Architecture students and professionals have a pletnora of digital tools at their disposal for rendering, modeling, and executing projects. We dove into the field of architecture to test our hypothesis: tools of productivity (rendering and design softwares, laser cutters, etc.) dramatically improve theworkflow of architects, and they will try to use the tools instead of traditional methods (sketch, hand cut / carved model making, etc).
Create an ethnographic report on a group of people who rely on technology. Follow the steps from Practical Ethnography through recruitment (gathering participants), fieldwork (observations and interviews), analysis (data cards, hypothesis, personas), and reporting. Give a 10 minute presentation to stakeholders and create a well-designed report.
Jordan is a second year architect student at Kennesaw State and gets most of his work done in a shared workspace setting.
He is a late millennial and grew up with computers
He loves the idea of using software and outside tools for design, because he is comfortable with software in general.
After many classes the past few years in school, he quickly reaches for the computer to execute an assignment or task because he knows it will speed up his work.
We completed several participant observations over the span of 2 weeks, in shared workspaces, laser and 3D printing labs. We began by building rapport with our participants, ensuring their comfort level in interacting with us. Our goal was to determine how the students interacted with all of the tools available to them in executing their designs.
As we watched, we noticed how seamlessly the student rotated between hand-sketching and software to mock-up what they sketched, then back to sketching and back to software.
At one point, our participant held their pencil between their fingers as they mocked up their design on the computer -- sketching was so integral to the process, the pencil didn’t leave their grasp.
It seemed that hand sketching served the purpose of quickly and easily trialling things without the constraints that the computer brings when doing things rapidly.
As helpful as the digital design tools seemed on the computer, the physical application of these tools was not seamless.
As we later observed our participant in the laser lab, we noticed their head darting back and forth and the sound of the laser machine attempting and failing to execute the task they had set. Simple things like line weight or color could cause an empty print.
After several attempts, we were told to check back in 18 hours. The shape being created was extremely complex with interconnected holes. Only a master craftsman could carve it out of wood, and never with repeatable precision. Despite initial software mishaps, the tools had surpassed human ability.
"The ability to plot designs and documents easily and seamlessly in house is a key part of my process."
“Not having Autocad and Sketchup and Photoshop would be a whole other issue entirely. I wouldn’t be able to render near as quickly or successfully."
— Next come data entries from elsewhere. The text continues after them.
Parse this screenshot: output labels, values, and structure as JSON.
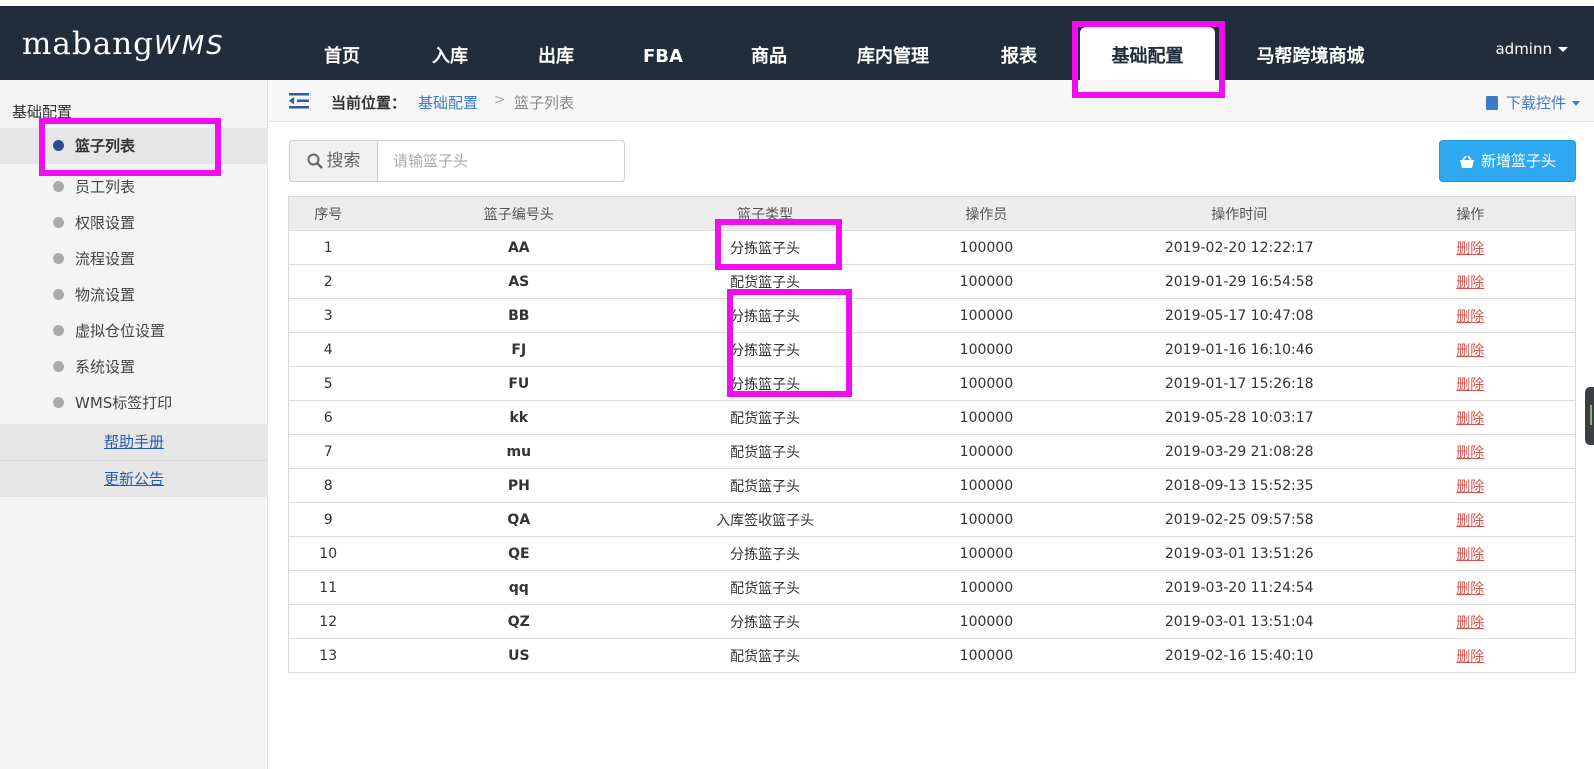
{
  "header": {
    "logo_main": "mabang",
    "logo_suffix": "WMS",
    "nav": [
      {
        "label": "首页"
      },
      {
        "label": "入库"
      },
      {
        "label": "出库"
      },
      {
        "label": "FBA"
      },
      {
        "label": "商品"
      },
      {
        "label": "库内管理"
      },
      {
        "label": "报表"
      },
      {
        "label": "基础配置",
        "active": true
      },
      {
        "label": "马帮跨境商城"
      }
    ],
    "user": "adminn"
  },
  "sidebar": {
    "title": "基础配置",
    "items": [
      {
        "label": "篮子列表",
        "active": true
      },
      {
        "label": "员工列表"
      },
      {
        "label": "权限设置"
      },
      {
        "label": "流程设置"
      },
      {
        "label": "物流设置"
      },
      {
        "label": "虚拟仓位设置"
      },
      {
        "label": "系统设置"
      },
      {
        "label": "WMS标签打印"
      }
    ],
    "links": [
      {
        "label": "帮助手册"
      },
      {
        "label": "更新公告"
      }
    ]
  },
  "breadcrumb": {
    "prefix": "当前位置：",
    "parent": "基础配置",
    "separator": ">",
    "current": "篮子列表",
    "download": "下载控件"
  },
  "toolbar": {
    "search_label": "搜索",
    "search_placeholder": "请输篮子头",
    "add_label": "新增篮子头"
  },
  "table": {
    "headers": [
      "序号",
      "篮子编号头",
      "篮子类型",
      "操作员",
      "操作时间",
      "操作"
    ],
    "rows": [
      {
        "no": "1",
        "code": "AA",
        "type": "分拣篮子头",
        "operator": "100000",
        "time": "2019-02-20 12:22:17",
        "action": "删除"
      },
      {
        "no": "2",
        "code": "AS",
        "type": "配货篮子头",
        "operator": "100000",
        "time": "2019-01-29 16:54:58",
        "action": "删除"
      },
      {
        "no": "3",
        "code": "BB",
        "type": "分拣篮子头",
        "operator": "100000",
        "time": "2019-05-17 10:47:08",
        "action": "删除"
      },
      {
        "no": "4",
        "code": "FJ",
        "type": "分拣篮子头",
        "operator": "100000",
        "time": "2019-01-16 16:10:46",
        "action": "删除"
      },
      {
        "no": "5",
        "code": "FU",
        "type": "分拣篮子头",
        "operator": "100000",
        "time": "2019-01-17 15:26:18",
        "action": "删除"
      },
      {
        "no": "6",
        "code": "kk",
        "type": "配货篮子头",
        "operator": "100000",
        "time": "2019-05-28 10:03:17",
        "action": "删除"
      },
      {
        "no": "7",
        "code": "mu",
        "type": "配货篮子头",
        "operator": "100000",
        "time": "2019-03-29 21:08:28",
        "action": "删除"
      },
      {
        "no": "8",
        "code": "PH",
        "type": "配货篮子头",
        "operator": "100000",
        "time": "2018-09-13 15:52:35",
        "action": "删除"
      },
      {
        "no": "9",
        "code": "QA",
        "type": "入库签收篮子头",
        "operator": "100000",
        "time": "2019-02-25 09:57:58",
        "action": "删除"
      },
      {
        "no": "10",
        "code": "QE",
        "type": "分拣篮子头",
        "operator": "100000",
        "time": "2019-03-01 13:51:26",
        "action": "删除"
      },
      {
        "no": "11",
        "code": "qq",
        "type": "配货篮子头",
        "operator": "100000",
        "time": "2019-03-20 11:24:54",
        "action": "删除"
      },
      {
        "no": "12",
        "code": "QZ",
        "type": "分拣篮子头",
        "operator": "100000",
        "time": "2019-03-01 13:51:04",
        "action": "删除"
      },
      {
        "no": "13",
        "code": "US",
        "type": "配货篮子头",
        "operator": "100000",
        "time": "2019-02-16 15:40:10",
        "action": "删除"
      }
    ]
  },
  "colors": {
    "header_bg": "#222d3b",
    "accent_blue": "#2ea8ef",
    "link_blue": "#3b7cc7",
    "delete_red": "#d9534f",
    "annotation_magenta": "#f00ef0"
  }
}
"My biggest thing is emphasizing that you need sketching and digital programs, you need both."
"If someone told me I couldn’t sketch anymore, the designs would be terrible. I’m sure it’d be absolute crap.“
"You have to follow the design process and throw away the bad ideas, then put it in the computer.”
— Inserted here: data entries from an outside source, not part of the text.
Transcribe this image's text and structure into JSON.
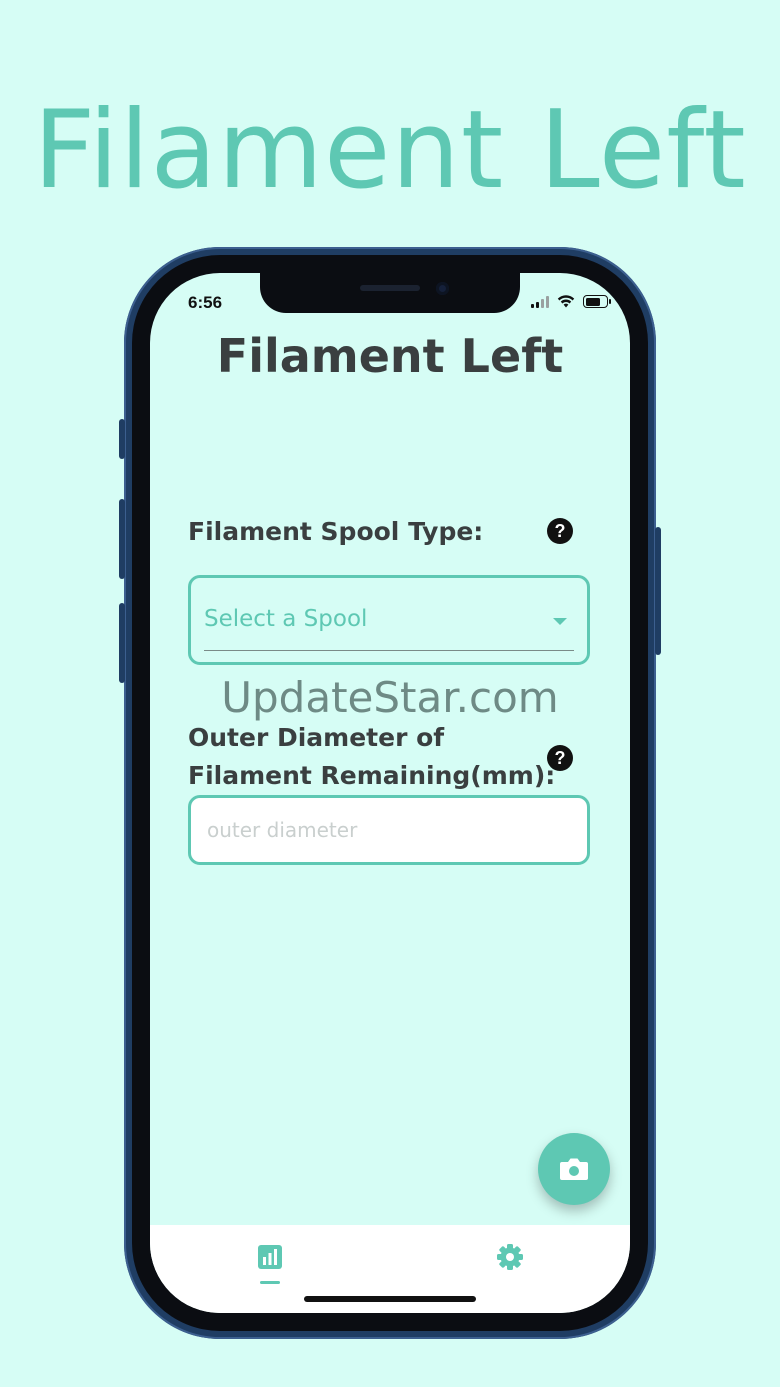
{
  "hero": {
    "title": "Filament Left"
  },
  "status_bar": {
    "time": "6:56",
    "battery_level": 0.7
  },
  "app": {
    "title": "Filament Left",
    "spool_type": {
      "label": "Filament Spool Type:",
      "help_icon": "question-circle-icon",
      "select_placeholder": "Select a Spool"
    },
    "watermark": "UpdateStar.com",
    "outer_diameter": {
      "label_line1": "Outer Diameter of",
      "label_line2": "Filament Remaining(mm):",
      "help_icon": "question-circle-icon",
      "placeholder": "outer diameter"
    },
    "fab_icon": "camera-icon",
    "tabs": [
      {
        "icon": "bar-chart-icon",
        "active": true
      },
      {
        "icon": "gear-icon",
        "active": false
      }
    ]
  },
  "colors": {
    "accent": "#5ec8b3",
    "background": "#d6fdf5",
    "text_dark": "#3a3f40",
    "phone_frame": "#1f3d63"
  }
}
"You need to sketch it out and get your ideas on paper, and then you can transfer to a digital software."
Many of our interviewees knew working architects, which influenced the way they chose their tools. During one interview, we asked a 3rd year student about a sketch displayed on her desk. We asked if that was the final iteration of a design or just a draft. She explained that, from her experience interning at an architecture firm, the sketch could potentially be a final iteration.
“Sketches have a different quality,” she stated, tearing a sheet of paper from her notebook.
She drew us a simple building design while describing the myriad of steps creating that design digitally would have entailed.
Our professional interviewee worked in landscape architecture, and described her firm as so small that, “...for one software, we only have one license... and we have to take turns using that computer.” For her, sketching and digital rendering both serve important but distinct purposes.
She shared experiences of spending hours drafting, creating, and printing numerous digital models only for the client to choose a different direction entirely, making her models useless.
Our interview ended with a question: How would your work be affected if you didn’t have these tools? She stated, I couldn't do it. I couldn't do my work without it. Again, it’s the mix. You need to be able to sketch but you also need to be able to use the softwares.”
“Productivity tools” meant using everything at one’s disposal: sketching, modeling, software, or laser cutters, to complete a design with as much quality, and in as little time, as possible.
Sketches and digital tools have to be used together; sketching has its place in drafting and quick ideas, where as digital tools provide accuracy and a way to quickly make small changes.
Software is vital for keeping up with the demands of today’s clients, so long as what is being asked of architects to digitally create does not exceed their knowledge of the software they are using.
The hand skills that laid the foundation for architecture today are utilized and supplemented by the new technology constantly introduced into the field, each one growing in its usefulness and necessity.
Victoria Lance, a 4th year architect student at Kennesaw State.
She enjoys art and chose architecture as her major so that she can continue that passion while forging a career.
She doesn’t mind learning how to use design software and thinks it is helpful for her work and speed.
But, she understands how important sketching and hand work can be, and makes sure to use a process including both physical and digital so that she can accomplish all her goals.